PPG Says it Will Save an Additional $140 Million Annually with New Restructuring Plan - aftermarketNews

PPG Says it Will Save an Additional $140 Million Annually with New Restructuring Plan

Company expects first quarter adjusted earnings per share to be between 10 cents and 15 cents.

PITTSBURGH — PPG Industries has announced that it will implement another business restructuring plan focused on further reducing its global cost structure. The company cited global economic conditions, low end-market demand and acceleration of cost-savings from the integration of the SigmaKalon businesses acquired in 2008 as reasons for the program. The planned actions are expected to deliver pre-tax cost savings of approximately $60 million in 2009, growing to an annual run rate of about $140 million thereafter.

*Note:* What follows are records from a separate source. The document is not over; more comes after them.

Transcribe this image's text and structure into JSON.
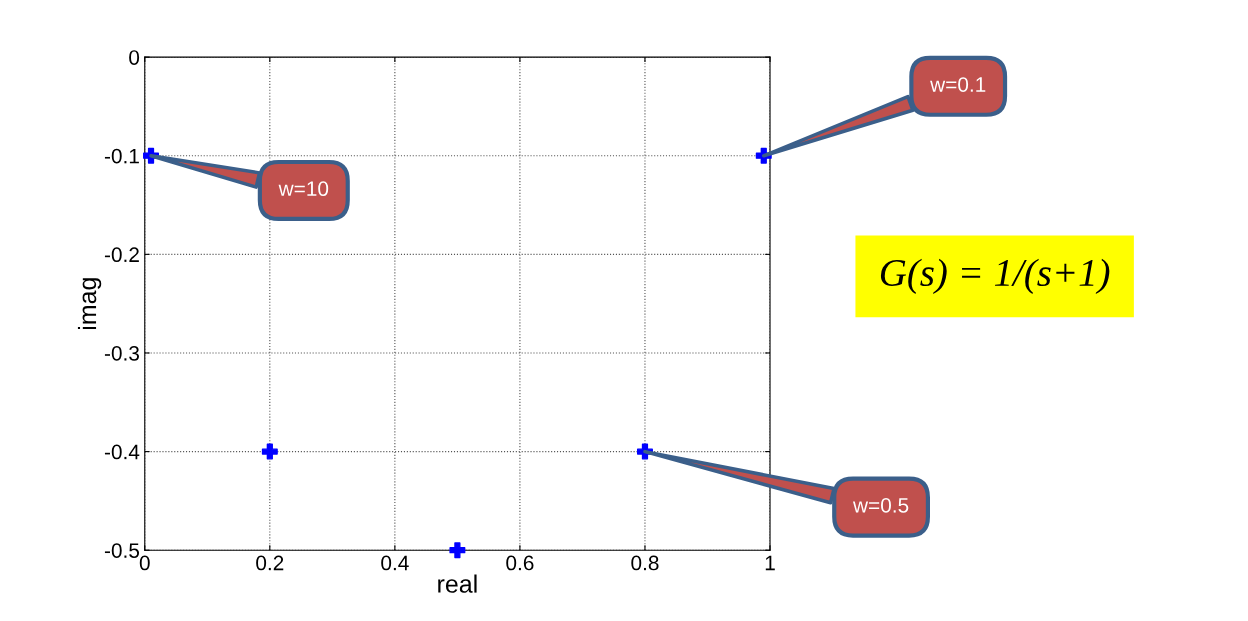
{
  "chart_data": {
    "type": "scatter",
    "xlabel": "real",
    "ylabel": "imag",
    "x": [
      0.01,
      0.2,
      0.5,
      0.8,
      0.99
    ],
    "values": [
      -0.1,
      -0.4,
      -0.5,
      -0.4,
      -0.1
    ],
    "color": "#0000ff",
    "marker": "cross",
    "xlim": [
      0,
      1
    ],
    "ylim": [
      -0.5,
      0
    ],
    "xticks": [
      0,
      0.2,
      0.4,
      0.6,
      0.8,
      1
    ],
    "yticks": [
      -0.5,
      -0.4,
      -0.3,
      -0.2,
      -0.1,
      0
    ],
    "grid": true,
    "annotations": [
      {
        "text": "w=10",
        "x": 0.01,
        "y": -0.1
      },
      {
        "text": "w=0.1",
        "x": 0.99,
        "y": -0.1
      },
      {
        "text": "w=0.5",
        "x": 0.8,
        "y": -0.4
      },
      "G(s) = 1/(s+1)"
    ]
  }
}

Implementation of the plan is expected to cost the company approximately $160 million in cash. A pre-tax charge of approximately $190 million, or 88 cents per share, will be recorded in the company’s first quarter 2009 financial results. A further charge of up to $50 million is possible later this year as the evaluation and approval of other elements of this restructuring plan, including additional plant closures, are finalized.

The first quarter charge includes the cost of closure of a paint manufacturing operation at the company’s Saultain, France, plant; several smaller production, laboratory, warehouse and distribution facilities across PPG’s businesses and regions; and a broad reduction in employment across the company globally. In total, approximately 2,500 jobs will be eliminated.

“These are sweeping steps that will impact all of PPG’s business segments and regions,” said Charles Bunch, PPG chairman and chief executive officer. “We are making significant structural changes to the way we operate our businesses. By implementing this program, not only will we be better able to weather today’s difficult conditions, we will also be a more efficient company coming out of the current economic downturn.”

Bunch added that the largest portion of the cost reduction activity will take place in the company’s automotive OEM coatings and industrial coatings business units, which have been particularly hard hit by severe declines in global end-use market demand.

Last September, PPG announced a restructuring plan that included closing several coatings manufacturing facilities, including those in Clarkson, Ont., Canada, and Geldermalsen, Netherlands. As part of that plan, PPG closed its Owen Sound, Ont., Canada, glass manufacturing facility and idled one float glass production line at its Mt. Zion, Ill., facility. These prior actions are expected to result in pretax cost savings at an annual run-rate of about $100 million by the end of 2009, and a reduction in employment of 1,357.

“We are managing the company decisively through the current global economic downturn,” said Bunch, “with a focus on lowering our cost structure and retaining our strong liquidity position.”

In addition to its restructuring actions, PPG stated that it has implemented a wide range of cost-reducing and cash-conserving measures, including employee furloughs, salary and bonus actions, and elimination of the company match of employee contributions to 401(k) plans. Capital spending, excluding acquisitions, is being reduced by about 50 percent from the $383 million spent in 2008. Also, based on updated information, PPG estimates that its 2009 pension contributions will be lowered from the $400 million to $500 million expected at the beginning of the year to approximately $350 million.

PPG also announced that it expects first quarter 2009 adjusted earnings per share to be in the range of 10 cents to 15 cents per share, excluding the restructuring charges and the net increase in the current value of the company’s obligation under its proposed asbestos settlement agreement, which is pending court proceedings.

Bunch said the company continues to see significant weakness in its global industrial end-use markets, with even sharper deterioration in Europe. These conditions are negatively impacting results in the company’s Industrial Coatings and Glass segments, several business units in the Performance Coatings segment, and the company’s silicas business unit. He said that the company’s Architectural Coatings EMEA segment is performing at a level near last year’s first quarter, and that the Commodity Chemicals business is expected to post solid results.